Rain suddenly fell in white, waving sheets. We scurried to a vacant kiosk and stood under its green tin eaves. My jacket was soaked dark at the shoulders. The woman’s fingers holding the book dripped and her blonde knots dripped. Somehow the silvery garment she wore had gone unmolested by the rain.

“We might be here for a while,” she said.

“Yeah, looks like. Hey, if you don’t mind me asking, what’s it made of, that thing you’re wearing? Looks like it repelled the rain pretty good.”

“Let me ask you something . . .”

But she had to stop talking because her mouth started bleeding profusely. She tried to stop it with her hand, but it just kept coming.

“How can I help you?” I asked.

She rolled her eyes and glanced at me as if to say nothing could help her. Her complexion went from pale to pale blue. Now blood dripped from her hands and from the book she still carried. But somehow her garment went unscathed. It was remarkable.

I suddenly felt very emotional, on the verge of tears. “Is there anything I can do?”

She shook her head.

Lightning streaked the sky and after a few seconds thunder clapped and shook the kiosk.

“We have to get you to a hospital,” I said, my voice muffled by the whooshing rain.

She shook her head. Blood streamed from her mouth, but somehow the garment continued to look pristine. I had to know.

“Please, I understand you’re going through a bad thing here, but tell me what it’s made of, that thing you’re wearing. Not only that, what is it?”

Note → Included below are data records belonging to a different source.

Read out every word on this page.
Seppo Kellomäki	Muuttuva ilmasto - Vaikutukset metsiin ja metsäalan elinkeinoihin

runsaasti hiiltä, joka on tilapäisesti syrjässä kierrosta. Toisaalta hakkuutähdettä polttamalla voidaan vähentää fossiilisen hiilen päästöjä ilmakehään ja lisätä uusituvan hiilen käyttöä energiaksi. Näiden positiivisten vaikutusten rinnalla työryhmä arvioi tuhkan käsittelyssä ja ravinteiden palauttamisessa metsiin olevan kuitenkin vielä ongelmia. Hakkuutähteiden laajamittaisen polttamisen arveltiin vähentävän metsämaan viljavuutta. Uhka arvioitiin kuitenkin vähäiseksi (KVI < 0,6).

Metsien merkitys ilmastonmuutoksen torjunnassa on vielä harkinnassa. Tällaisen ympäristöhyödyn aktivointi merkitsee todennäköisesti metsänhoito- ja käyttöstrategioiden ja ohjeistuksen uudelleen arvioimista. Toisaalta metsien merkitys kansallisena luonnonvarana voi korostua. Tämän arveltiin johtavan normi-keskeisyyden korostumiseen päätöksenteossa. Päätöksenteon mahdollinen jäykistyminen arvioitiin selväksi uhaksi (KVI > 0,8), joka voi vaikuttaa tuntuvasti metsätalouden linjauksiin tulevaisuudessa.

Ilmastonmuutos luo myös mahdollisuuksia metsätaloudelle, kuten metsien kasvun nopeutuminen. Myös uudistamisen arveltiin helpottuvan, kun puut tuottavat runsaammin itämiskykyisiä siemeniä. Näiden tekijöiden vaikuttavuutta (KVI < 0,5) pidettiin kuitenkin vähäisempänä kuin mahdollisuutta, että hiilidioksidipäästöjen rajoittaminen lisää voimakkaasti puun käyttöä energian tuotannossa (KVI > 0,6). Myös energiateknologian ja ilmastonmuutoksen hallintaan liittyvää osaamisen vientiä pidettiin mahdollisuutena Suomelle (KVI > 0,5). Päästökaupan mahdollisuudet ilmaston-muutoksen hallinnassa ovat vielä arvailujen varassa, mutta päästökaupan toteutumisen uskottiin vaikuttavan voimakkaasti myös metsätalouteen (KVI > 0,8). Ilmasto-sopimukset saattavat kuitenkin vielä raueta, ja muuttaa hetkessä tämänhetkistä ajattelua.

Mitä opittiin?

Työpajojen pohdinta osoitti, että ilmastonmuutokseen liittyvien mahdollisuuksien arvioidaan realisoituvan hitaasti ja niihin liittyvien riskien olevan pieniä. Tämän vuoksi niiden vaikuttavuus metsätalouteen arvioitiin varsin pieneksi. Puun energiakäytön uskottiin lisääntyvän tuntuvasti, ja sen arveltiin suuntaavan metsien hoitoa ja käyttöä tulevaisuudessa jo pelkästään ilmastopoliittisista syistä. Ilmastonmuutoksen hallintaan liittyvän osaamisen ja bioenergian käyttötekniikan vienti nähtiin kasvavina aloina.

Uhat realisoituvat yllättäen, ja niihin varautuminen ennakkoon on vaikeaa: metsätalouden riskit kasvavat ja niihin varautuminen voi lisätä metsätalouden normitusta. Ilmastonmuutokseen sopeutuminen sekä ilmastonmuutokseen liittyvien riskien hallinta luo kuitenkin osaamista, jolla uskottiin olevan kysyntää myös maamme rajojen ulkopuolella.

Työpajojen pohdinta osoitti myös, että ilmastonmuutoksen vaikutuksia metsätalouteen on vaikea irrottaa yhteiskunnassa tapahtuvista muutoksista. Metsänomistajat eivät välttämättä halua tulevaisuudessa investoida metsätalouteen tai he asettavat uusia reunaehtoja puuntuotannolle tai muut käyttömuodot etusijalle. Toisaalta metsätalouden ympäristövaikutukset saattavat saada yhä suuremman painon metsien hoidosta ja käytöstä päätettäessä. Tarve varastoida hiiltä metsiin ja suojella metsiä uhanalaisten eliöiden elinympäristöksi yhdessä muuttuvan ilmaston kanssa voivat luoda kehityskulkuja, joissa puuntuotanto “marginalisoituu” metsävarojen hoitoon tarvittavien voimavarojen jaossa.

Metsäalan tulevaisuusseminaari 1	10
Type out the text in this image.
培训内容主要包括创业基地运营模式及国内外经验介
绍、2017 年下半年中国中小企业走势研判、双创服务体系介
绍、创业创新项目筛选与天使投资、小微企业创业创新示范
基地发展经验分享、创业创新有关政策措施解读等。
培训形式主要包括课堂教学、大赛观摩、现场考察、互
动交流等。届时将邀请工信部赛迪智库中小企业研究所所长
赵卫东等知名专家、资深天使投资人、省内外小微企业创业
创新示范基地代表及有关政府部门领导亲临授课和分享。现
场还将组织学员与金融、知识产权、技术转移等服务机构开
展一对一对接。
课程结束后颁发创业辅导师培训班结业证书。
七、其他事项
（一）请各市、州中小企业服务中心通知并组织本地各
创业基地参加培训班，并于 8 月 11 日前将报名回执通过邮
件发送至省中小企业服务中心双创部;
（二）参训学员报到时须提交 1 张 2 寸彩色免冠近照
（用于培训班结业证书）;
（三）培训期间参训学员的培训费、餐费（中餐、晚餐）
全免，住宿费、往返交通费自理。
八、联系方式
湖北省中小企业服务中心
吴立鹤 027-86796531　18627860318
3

She shook her head again but this time turned and bolted away from the kiosk, her shoes slapping the wet ground.

“Wait!” I cried. “Wait!”

But she was gone.

Moments later, the rain stopped. I stood there under the eaves with my head full of questions. Rather than bring communion, the rain had brought confusion and despair. Was that woman okay? She would bleed out in no time at that rate. The people you run into in this life. Where I was going next, I had no idea. Maybe I needed to get to a hospital. My head was fucked up. It must have been one of those things that happen now and then. People forget shit, they forget where they live; they forget who they are. The strange, emaciated man we saw earlier lurched by the kiosk, water dripping off his crooked elbows.

“Hey,” I said, “did you see a lady with a bleeding mouth and a book?”

His head turned to me without his shoulders moving and his mouth opened before any sound emerged. It took a beat, but finally he said, “No.”

I moved my jaws in a slow rotary motion and sighed.

As the man moved on, a shiny green garter snake eased its way along the sopping ground at my feet. I froze. I watched the snake squiggle its way into a dripping bush and disappear. This made me so sad I burst into tears.


Sal Difalco’s short prose has appeared in print and online.